Policymakers around the world have upped the pressure on libra, the digital currency being introduced by Facebook, amid concerns it could heavily disrupt the global financial system.
On Tuesday, European Central Bank board member Benoit Coeure warned that virtual currencies like libra "could challenge the supremacy of the U.S. dollar." Coeure's comment appeared to echo a concern from President Donald Trump, who earlier this year said libra would have "little standing or dependability" and that the "only one real currency" in the U.S. is the dollar.
It appears to be a running theme from a number of regulators and lawmakers, who worry libra would compete with government currencies. That's because Facebook is such an influential platform, with more than 2.4 billion monthly active users as of July 2019. And the companies it's partnering with in a Switzerland-based consortium known as the Libra Association include giants like Uber, Visa and Vodafone.
Last week, France and Germany's finance ministers both railed against libra, saying Facebook's blueprint for the currency "fails" to address key risks around financial security, investor protection and anti-money laundering laws. France's Bruno Le Maire went as far as to say he "cannot authorize the development of libra on European soil."
A key worry for both countries is whether Facebook, a private sector company, would effectively be competing with sovereign currencies like the euro and the dollar. Experts say it could also diminish the role played by regulators.
Then there's the fact that it's Facebook, a company that was mired in scandal last year over questions around data privacy. Global privacy watchdogs from the U.K., US and EU have expressed concern over how little Facebook has addressed how it will protect user information with libra.
Facebook's argument is that it won't be minting new money with its digital coin. Libra is instead tied to a basket of currencies like the dollar so as to maintain a stable value. The main aim of the token is to allow people to move money around the globe with ease.
David Marcus, the executive leading the initiative, says that the currency won't "threaten the sovereignty of nations when it comes to money."
As for privacy, Dante Disparte of the Libra Association has said the organization is committed to protecting people's data.

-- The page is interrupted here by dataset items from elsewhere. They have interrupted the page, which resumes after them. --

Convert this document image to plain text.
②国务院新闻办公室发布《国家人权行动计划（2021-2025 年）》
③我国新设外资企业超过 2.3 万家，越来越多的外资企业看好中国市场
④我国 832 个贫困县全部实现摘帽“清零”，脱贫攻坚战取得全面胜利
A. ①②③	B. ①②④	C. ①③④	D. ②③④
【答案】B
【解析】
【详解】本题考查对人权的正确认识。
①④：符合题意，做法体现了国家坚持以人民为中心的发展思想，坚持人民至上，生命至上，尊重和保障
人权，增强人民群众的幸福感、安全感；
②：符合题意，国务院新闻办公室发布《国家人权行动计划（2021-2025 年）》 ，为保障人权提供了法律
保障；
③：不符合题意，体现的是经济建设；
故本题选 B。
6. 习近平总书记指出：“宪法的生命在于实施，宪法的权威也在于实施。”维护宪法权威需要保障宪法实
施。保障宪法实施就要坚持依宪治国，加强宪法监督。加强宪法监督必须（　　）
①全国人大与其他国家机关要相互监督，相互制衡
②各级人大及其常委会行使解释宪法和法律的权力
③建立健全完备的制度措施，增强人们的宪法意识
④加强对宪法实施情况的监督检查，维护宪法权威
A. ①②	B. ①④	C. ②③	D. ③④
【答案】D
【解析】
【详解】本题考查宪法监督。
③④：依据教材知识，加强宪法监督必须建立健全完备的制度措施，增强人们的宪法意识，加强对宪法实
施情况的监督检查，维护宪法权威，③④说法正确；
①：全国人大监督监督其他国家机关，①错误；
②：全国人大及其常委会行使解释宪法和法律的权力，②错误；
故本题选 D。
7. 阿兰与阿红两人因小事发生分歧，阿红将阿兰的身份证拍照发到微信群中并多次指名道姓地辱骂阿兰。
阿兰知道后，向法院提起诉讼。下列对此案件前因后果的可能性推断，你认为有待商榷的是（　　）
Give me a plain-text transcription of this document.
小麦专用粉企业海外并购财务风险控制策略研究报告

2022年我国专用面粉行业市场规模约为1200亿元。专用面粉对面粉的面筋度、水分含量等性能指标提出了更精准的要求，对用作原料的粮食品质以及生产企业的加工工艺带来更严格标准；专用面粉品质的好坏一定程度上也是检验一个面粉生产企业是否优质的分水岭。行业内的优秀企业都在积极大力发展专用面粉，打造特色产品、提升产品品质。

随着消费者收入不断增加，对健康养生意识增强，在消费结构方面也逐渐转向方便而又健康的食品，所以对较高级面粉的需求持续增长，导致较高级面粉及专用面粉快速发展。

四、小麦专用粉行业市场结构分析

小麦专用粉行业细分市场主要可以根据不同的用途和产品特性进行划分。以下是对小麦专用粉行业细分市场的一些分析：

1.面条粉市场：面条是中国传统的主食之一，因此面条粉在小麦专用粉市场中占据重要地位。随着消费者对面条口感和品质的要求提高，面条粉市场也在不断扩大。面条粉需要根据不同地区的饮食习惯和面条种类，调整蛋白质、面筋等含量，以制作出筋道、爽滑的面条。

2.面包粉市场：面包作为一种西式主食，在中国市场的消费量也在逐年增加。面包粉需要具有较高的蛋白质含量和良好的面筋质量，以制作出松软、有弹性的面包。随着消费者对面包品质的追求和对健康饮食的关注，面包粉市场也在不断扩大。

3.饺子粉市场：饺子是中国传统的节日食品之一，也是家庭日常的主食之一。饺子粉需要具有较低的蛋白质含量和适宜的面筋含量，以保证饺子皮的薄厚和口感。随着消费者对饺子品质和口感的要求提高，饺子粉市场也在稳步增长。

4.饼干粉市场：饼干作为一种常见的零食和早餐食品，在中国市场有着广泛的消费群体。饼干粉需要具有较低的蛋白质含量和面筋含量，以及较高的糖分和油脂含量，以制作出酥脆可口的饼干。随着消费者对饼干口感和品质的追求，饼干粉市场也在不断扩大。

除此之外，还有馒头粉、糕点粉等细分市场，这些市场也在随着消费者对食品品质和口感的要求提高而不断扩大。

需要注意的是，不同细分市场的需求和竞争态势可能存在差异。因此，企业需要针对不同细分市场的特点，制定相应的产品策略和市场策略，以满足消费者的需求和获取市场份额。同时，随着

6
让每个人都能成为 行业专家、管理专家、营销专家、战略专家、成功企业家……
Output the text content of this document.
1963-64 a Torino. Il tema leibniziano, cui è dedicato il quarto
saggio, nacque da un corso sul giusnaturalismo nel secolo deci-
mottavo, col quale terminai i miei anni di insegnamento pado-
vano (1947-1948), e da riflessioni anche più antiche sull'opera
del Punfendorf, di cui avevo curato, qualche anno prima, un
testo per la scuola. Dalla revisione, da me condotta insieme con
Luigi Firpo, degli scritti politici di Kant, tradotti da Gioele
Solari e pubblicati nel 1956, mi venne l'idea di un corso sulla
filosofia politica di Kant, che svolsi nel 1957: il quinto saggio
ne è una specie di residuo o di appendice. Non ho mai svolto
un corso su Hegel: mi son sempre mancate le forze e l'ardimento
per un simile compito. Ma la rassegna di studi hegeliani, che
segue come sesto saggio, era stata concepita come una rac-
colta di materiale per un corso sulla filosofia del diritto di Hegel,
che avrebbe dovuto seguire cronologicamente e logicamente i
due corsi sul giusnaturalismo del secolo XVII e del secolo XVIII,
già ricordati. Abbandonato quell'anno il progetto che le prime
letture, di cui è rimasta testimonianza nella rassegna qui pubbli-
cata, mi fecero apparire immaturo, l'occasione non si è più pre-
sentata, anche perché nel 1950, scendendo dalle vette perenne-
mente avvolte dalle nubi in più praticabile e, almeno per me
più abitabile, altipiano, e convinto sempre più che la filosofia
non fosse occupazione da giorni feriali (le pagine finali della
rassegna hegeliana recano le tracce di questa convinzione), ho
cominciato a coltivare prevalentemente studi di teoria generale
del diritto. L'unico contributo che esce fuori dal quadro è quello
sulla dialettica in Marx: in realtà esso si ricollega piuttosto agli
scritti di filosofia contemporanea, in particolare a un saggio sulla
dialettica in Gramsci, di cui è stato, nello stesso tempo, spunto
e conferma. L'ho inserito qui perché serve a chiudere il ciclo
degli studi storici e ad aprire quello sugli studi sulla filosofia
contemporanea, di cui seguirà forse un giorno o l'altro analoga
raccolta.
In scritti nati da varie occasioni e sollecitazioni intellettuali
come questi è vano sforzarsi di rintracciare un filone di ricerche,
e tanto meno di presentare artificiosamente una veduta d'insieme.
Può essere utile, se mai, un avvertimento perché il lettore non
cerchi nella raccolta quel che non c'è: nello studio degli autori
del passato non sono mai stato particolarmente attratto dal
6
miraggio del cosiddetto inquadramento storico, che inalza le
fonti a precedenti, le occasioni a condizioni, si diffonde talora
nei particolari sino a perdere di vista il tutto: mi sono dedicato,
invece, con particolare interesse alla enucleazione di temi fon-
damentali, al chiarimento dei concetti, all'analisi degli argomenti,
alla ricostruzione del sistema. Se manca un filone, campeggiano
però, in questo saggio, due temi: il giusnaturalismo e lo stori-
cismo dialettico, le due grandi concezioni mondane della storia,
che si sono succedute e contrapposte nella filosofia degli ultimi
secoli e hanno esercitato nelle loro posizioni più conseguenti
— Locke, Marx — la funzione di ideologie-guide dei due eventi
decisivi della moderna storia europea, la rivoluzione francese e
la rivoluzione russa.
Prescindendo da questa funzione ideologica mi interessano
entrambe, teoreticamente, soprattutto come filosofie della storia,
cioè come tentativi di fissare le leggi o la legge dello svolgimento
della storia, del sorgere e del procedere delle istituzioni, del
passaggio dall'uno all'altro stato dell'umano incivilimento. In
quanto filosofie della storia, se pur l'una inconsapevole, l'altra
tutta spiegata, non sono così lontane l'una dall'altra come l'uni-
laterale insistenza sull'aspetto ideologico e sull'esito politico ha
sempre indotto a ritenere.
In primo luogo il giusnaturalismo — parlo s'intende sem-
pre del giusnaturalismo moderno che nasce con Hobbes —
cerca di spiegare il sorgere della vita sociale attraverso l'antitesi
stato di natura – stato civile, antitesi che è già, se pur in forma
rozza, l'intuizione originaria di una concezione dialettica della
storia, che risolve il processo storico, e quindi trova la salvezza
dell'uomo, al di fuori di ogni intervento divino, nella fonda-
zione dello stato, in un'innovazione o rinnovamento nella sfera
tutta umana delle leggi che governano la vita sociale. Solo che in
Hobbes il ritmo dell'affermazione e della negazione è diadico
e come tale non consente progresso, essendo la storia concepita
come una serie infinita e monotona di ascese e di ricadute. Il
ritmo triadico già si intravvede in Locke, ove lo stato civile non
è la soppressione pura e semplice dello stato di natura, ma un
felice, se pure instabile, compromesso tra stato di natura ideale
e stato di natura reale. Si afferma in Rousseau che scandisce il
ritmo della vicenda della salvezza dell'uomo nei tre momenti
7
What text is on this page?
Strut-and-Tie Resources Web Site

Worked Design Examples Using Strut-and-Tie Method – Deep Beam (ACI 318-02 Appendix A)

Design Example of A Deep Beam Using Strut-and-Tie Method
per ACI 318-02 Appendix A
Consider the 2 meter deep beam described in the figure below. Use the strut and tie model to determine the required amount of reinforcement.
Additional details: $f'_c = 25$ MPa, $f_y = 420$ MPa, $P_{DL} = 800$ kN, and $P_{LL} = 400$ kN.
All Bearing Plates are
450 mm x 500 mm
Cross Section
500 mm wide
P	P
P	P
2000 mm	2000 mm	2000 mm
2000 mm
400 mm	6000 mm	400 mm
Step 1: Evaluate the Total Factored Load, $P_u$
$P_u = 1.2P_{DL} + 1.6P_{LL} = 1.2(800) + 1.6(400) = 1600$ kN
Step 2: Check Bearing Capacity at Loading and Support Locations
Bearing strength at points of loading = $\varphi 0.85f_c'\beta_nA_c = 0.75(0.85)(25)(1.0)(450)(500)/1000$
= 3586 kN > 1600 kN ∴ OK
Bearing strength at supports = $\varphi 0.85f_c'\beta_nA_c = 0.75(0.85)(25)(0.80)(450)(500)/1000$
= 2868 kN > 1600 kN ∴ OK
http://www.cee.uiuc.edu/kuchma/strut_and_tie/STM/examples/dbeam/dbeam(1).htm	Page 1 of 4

While Facebook is under a lot of heat from regulators, Teunis Brosens of Dutch bank ING said the company has done the right thing by announcing plans for libra so early on. He said Facebook has also opposed the thinking of so-called bitcoin "maximalists" who have placed their faith in the world's best-known cryptocurrency over traditional financial services.
"They did not follow the maximalist model of opposing the traditional financial system, they didn't even follow the Uber model of launching first and asking questions later," Brosens, ING's lead economist for digital finance and regulation, said at a roundtable discussion on Monday. "They are engaging regulators first and that's the way to go."
Indeed, Facebook has been in dialogue with global regulators in an attempt to allay their fears about its digital coin ahead of a planned 2020 launch. On Monday, the company met with central bank officials in Basel, Switzerland. Prior to that, Facebook's Marcus appeared before the U.S. Congress to address scrutiny from lawmakers over libra.
Industry experts say that, despite the backlash against libra, it shows regulatory authorities worldwide are being forced to take a serious look at cryptocurrencies — though some draw the distinction between libra and cryptocurrencies like bitcoin.
The idea of a central bank digital currency, for example, appears to have been revisited by some institutions. It's an idea that has been floated for some time, with Sweden's Riksbank looking to pilot the development of a digital version of its currency this year.
But more recently, the Bank of England's Mark Carney has proposed a digital reserve currency, while the ECB's Coeure thinks central banks should team up to investigate government-backed virtual tokens.
First unveiled by Facebook back in June, libra is a digital currency which the company claims would allow people to send money around the globe with the same ease of sending a photo or text.
It will be backed 1:1 by a basket of currencies held in a reserve. This makes it different to cryptocurrencies like bitcoin and ether, which are known for their volatile price swings.
Facebook has set up a new subsidiary called Calibra, which will make a digital wallet for users to store and exchange libra tokens and help the company profit from the virtual currency. Marcus has been tasked with leading that unit.
And though the regulatory pushback has been fierce, other countries may have no qualms about the project. ING's Brosens said that emerging market central banks could be "more open" to a proposition like libra, as their economies rely heavily on the dollar: "They are dependent on the dollar for their borrowing and their monetary policy is constrained by the dollar and international capital flows."
BOE Governor Carney last month raised the idea of a global virtual currency to replace the dollar as the world's reserve currency. The U.K. central bank chief said such a currency could help provide equilibrium to the financial system during periods of uncertainty.
Correction: An earlier version of the story misspelled Benoit Coeure's name. This version has been updated.